If this is too difficult to do yourself, ask someone who’s read the book. However, remember that they’ll likely approach it from the stance of the reader, not the main character.

How Dumb is too Dumb?
I can’t believe I just used that line as a subheading, but it is a valid question. After all, as a writer you also have to focus on clarity, which often means simplifying the world of fiction. You can see how simplicity might conflict with character intelligence—it’s all a part of the juggling act that writers take on when writing a book.

In addition, readers are programmed to pick up certain formulaic key clues, clues that a character, living in what he or she considers the “real” world, would not pick up on. As a result, the reader might scream at your character not to leave the phone in the car, or yell at them when they enter the haunted house, but there is no way your characters could know that they are about to get attacked.

Essentially, there is a critical difference between the readers being angry at characters for making dumb choices, and the readers being angry at the authors for making dumb characters. That difference depends on whether or not the reader believes the character should have put two and two together.

How Do I Fix This?
Once you’ve identified if and when you’re doing this, then you have one of two ways to fix this. Either you remove or alter the clue that should solve the riddle, or you change your character’s reaction to it. This latter suggestion will usually be more intensive, since from there on out you’ll need to isolate and edit those areas that are affected later in the book, or you’ll need to change the entire plot arc.

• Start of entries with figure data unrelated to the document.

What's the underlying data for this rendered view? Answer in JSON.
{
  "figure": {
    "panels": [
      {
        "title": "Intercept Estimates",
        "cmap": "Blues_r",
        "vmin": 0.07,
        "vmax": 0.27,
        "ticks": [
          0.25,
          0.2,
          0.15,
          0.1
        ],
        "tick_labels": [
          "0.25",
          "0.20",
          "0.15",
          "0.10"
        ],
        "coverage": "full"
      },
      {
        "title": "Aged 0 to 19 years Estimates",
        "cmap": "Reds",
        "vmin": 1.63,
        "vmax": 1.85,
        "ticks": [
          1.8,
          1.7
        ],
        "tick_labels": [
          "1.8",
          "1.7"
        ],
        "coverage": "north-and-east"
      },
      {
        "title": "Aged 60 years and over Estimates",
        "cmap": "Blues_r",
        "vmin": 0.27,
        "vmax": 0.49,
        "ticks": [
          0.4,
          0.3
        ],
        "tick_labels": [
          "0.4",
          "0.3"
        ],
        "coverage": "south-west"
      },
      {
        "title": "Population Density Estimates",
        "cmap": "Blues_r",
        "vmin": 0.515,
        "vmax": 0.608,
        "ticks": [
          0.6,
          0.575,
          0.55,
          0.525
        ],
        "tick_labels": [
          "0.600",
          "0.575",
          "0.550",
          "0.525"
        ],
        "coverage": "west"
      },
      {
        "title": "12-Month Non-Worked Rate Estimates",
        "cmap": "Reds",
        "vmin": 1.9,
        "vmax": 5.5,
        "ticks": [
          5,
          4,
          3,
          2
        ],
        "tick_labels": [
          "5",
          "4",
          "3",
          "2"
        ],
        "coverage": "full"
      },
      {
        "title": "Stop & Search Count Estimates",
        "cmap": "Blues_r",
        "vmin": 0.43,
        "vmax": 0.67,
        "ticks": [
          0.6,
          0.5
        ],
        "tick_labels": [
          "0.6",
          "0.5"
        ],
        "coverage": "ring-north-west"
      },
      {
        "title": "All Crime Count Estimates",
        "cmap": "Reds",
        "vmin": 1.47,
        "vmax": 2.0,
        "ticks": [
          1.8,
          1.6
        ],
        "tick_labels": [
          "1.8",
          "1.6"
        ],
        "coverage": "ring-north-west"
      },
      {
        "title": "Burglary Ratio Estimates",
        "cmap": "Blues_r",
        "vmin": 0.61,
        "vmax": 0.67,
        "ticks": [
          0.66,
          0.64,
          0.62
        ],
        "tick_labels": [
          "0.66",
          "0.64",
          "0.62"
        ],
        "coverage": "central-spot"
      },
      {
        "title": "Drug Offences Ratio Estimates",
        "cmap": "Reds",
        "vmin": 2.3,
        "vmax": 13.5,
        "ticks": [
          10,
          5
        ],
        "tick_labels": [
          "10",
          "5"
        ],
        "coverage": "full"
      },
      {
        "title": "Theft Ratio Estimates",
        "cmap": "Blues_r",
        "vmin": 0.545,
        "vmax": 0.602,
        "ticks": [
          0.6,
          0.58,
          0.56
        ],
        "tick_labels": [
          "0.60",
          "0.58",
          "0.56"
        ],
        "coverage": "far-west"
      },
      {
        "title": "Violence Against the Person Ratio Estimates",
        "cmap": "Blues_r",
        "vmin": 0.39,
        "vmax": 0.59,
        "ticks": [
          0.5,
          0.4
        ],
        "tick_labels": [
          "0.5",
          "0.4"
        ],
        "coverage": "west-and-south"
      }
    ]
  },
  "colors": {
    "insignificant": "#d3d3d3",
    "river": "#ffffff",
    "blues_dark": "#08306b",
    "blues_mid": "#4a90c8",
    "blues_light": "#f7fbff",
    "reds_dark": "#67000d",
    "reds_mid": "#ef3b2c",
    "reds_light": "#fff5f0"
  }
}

Either way, if this edit applies to you, then I’d suggest inserting a subplot or a plot twist into your novel, since unintelligent characters are usually a symptom of the bigger issue: over-simplified plots.

Happy writing,

Laura Carlson, Editor
American Editing Services


  1. I know for me, in my soon-to-be-queried manuscript, I had an issue with a character who wasn't too dumb, but turned out too mean. I needed this character to develop in a certain way, but the result was she was waaaay 'overtuned.' I kind of new it, but it took some sharp words from a good beta reader to really bring it home. I think the root cause is the same as the 'dumbed down' character. I wonder if it's more common with 'discovery writers' as opposed to plotters.

    1. Hi Jeff,

      You know, I didn’t even think about all the other ways a character can be too extreme when I wrote this, but that’s a great point. Weak characters and excessively aggressive characters can also do a lot of damage to the credibility and the excitement of the novel. Thanks for dropping a line!


  2. Ugh, I just read a book where the characters carried the idiot ball for about the first half of the book. In every case, it was to make them ask dumb questions so the author could info dump. It slowed the story to a crawl. It was horrible.

    Now, my favorite in my own writing is for the characters to figure things out, but get one thing wrong because of their limited knowledge. Or jump to a wrong conclusion because it's logical. That's way more fun and suspenseful than passing around the idiot ball.